Dettinger fait part de sa "honte". Un débat s'engage pour savoir si un des gendarmes a ou pas donné un coup de pied à une femme à terre. Cette dernière, petit gabarit et cheveux fuschia, viendra à la barre confirmer qu'elle a "pris des coups". "Je me suis mise en boule. J'avais peur de perdre mon dentier. Ben oui, j'ai un dentier à 37 ans", dit-elle, relevant la tête vers la présidente. La présidente concède que Dettinger "a pu penser" qu'il y avait eu un coup de pied ou de matraque. "Oui, madame le président. Il y a une colère extrême qui est montée et voilà", dit Christophe Dettinger, qui a "honte, tellement honte".

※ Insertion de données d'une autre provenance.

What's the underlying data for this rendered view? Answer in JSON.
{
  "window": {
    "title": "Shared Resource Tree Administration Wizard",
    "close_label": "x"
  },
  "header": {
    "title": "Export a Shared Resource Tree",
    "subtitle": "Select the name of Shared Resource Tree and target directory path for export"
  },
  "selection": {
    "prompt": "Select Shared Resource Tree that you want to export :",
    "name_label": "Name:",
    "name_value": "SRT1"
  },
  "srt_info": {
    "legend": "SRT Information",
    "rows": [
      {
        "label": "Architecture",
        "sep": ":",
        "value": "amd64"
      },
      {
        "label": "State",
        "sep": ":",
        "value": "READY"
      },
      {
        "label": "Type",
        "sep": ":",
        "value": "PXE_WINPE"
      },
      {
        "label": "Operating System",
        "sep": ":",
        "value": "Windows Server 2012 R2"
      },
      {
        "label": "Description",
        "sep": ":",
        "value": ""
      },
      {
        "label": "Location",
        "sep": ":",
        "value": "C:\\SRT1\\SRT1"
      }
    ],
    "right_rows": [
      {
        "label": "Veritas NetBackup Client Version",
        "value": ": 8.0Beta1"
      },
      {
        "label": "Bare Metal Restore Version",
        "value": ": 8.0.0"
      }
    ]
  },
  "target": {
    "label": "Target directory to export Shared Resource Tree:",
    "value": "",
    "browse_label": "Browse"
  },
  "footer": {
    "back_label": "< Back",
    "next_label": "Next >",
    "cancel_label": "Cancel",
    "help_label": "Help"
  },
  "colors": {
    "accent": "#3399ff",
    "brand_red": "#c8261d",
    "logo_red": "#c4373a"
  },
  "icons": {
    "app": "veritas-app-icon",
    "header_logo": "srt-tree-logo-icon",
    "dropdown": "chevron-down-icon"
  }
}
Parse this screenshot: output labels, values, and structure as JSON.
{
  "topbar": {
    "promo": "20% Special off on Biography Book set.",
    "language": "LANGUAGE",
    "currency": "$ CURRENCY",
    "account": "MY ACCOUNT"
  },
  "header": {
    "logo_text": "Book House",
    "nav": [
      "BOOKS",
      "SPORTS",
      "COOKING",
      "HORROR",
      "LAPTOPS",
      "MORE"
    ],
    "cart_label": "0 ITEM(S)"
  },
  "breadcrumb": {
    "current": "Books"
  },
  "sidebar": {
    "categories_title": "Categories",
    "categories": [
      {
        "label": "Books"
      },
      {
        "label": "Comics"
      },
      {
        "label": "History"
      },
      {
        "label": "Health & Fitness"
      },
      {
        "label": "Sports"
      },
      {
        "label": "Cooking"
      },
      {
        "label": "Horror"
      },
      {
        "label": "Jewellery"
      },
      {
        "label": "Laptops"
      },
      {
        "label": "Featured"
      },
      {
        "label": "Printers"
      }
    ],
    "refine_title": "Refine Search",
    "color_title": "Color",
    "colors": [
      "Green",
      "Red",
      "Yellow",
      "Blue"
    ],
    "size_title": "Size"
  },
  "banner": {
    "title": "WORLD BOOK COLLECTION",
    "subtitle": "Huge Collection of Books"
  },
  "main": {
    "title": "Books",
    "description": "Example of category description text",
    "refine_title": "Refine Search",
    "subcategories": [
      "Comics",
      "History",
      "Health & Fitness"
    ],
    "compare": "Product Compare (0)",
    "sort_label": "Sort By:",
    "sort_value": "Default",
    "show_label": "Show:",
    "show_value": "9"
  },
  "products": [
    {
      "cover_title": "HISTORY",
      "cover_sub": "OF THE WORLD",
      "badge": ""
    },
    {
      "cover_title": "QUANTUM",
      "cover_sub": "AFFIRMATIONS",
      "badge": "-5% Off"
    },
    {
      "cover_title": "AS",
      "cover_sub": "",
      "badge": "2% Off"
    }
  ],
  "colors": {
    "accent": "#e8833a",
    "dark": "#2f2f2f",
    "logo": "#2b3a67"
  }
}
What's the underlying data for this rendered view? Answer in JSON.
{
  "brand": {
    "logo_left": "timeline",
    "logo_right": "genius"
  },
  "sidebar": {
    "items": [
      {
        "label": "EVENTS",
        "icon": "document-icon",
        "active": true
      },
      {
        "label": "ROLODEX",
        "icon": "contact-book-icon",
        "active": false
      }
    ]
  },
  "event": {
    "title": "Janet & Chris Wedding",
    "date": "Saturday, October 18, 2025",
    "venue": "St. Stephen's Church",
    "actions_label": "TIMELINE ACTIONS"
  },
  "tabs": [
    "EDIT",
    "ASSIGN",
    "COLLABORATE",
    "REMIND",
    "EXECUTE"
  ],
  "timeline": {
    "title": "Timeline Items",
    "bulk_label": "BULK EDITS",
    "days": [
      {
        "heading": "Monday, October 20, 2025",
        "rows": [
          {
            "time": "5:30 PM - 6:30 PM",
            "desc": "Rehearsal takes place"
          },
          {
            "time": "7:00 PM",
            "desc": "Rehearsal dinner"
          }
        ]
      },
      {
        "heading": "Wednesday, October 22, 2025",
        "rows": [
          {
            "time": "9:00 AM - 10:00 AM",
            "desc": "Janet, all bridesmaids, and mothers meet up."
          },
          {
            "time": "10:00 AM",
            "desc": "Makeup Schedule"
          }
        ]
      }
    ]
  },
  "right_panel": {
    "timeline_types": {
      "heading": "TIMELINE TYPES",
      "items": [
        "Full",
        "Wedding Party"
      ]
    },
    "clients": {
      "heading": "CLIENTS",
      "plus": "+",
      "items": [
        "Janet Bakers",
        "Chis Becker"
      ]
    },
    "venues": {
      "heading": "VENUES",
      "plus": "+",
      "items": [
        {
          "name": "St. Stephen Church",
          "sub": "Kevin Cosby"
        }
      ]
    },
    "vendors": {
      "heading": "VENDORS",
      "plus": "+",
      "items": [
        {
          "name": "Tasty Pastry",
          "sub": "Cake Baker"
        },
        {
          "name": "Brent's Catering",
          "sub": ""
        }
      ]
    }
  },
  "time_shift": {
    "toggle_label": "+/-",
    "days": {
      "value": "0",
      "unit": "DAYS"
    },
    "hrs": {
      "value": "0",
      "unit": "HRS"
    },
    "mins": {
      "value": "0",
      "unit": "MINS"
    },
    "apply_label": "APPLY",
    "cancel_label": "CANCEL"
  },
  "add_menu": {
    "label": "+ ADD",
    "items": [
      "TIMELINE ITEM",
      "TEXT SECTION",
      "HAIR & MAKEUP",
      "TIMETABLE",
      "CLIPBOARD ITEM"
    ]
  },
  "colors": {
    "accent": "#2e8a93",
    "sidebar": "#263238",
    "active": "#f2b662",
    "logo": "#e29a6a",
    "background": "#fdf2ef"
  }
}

"J'aurais dû juste pousser". Le procureur veut savoir l'effet que cela lui fait de voir un homme à terre être roué de coups. "Ce n'est pas une belle image. En voulant empêcher une injustice, j'en ai créé une autre", répond le "boxeur". Comme dans les matches de boxe, "il y a des règles dans la vie", assène le procureur. "Cela faisait huit manifs qu'il n'y avait pas de règle", rétorque le prévenu, avant d'ajouter, encore, qu'il regrette. "J'aurais dû juste pousser."
Pourquoi les choses dégénèrent sur cette passerelle surplombant la Seine en marge de "l'acte 8" de la contestation sociale ? Le prévenu explique que les "gilets jaunes" étaient comme pris dans une nasse, avec des issues bouchées et la passerelle pour seul débouché.
Le gendarme nie avoir donné des coups de matraque. À la barre, l'un des gendarmes frappés explique qu'il avait été positionné sur le premier tiers de la passerelle et non au bord pour éviter de devoir utiliser des troupes pour garder un escalier qui menait à la passerelle. "Économie d'effectifs". Il nie avoir donné des coups de matraque comme le prétend Christophe Dettinger, dont les poings l'ont fait vaciller à plusieurs reprises, alors qu'il avait reçu l'ordre de reculer. Le "boxeur" répète qu'il n'est pas un "sale gitan, un casseur de flic", mais qu'il a "tapé ceux qui avaient tapé". Trois ans de prison, dont un avec sursis, ont été requis.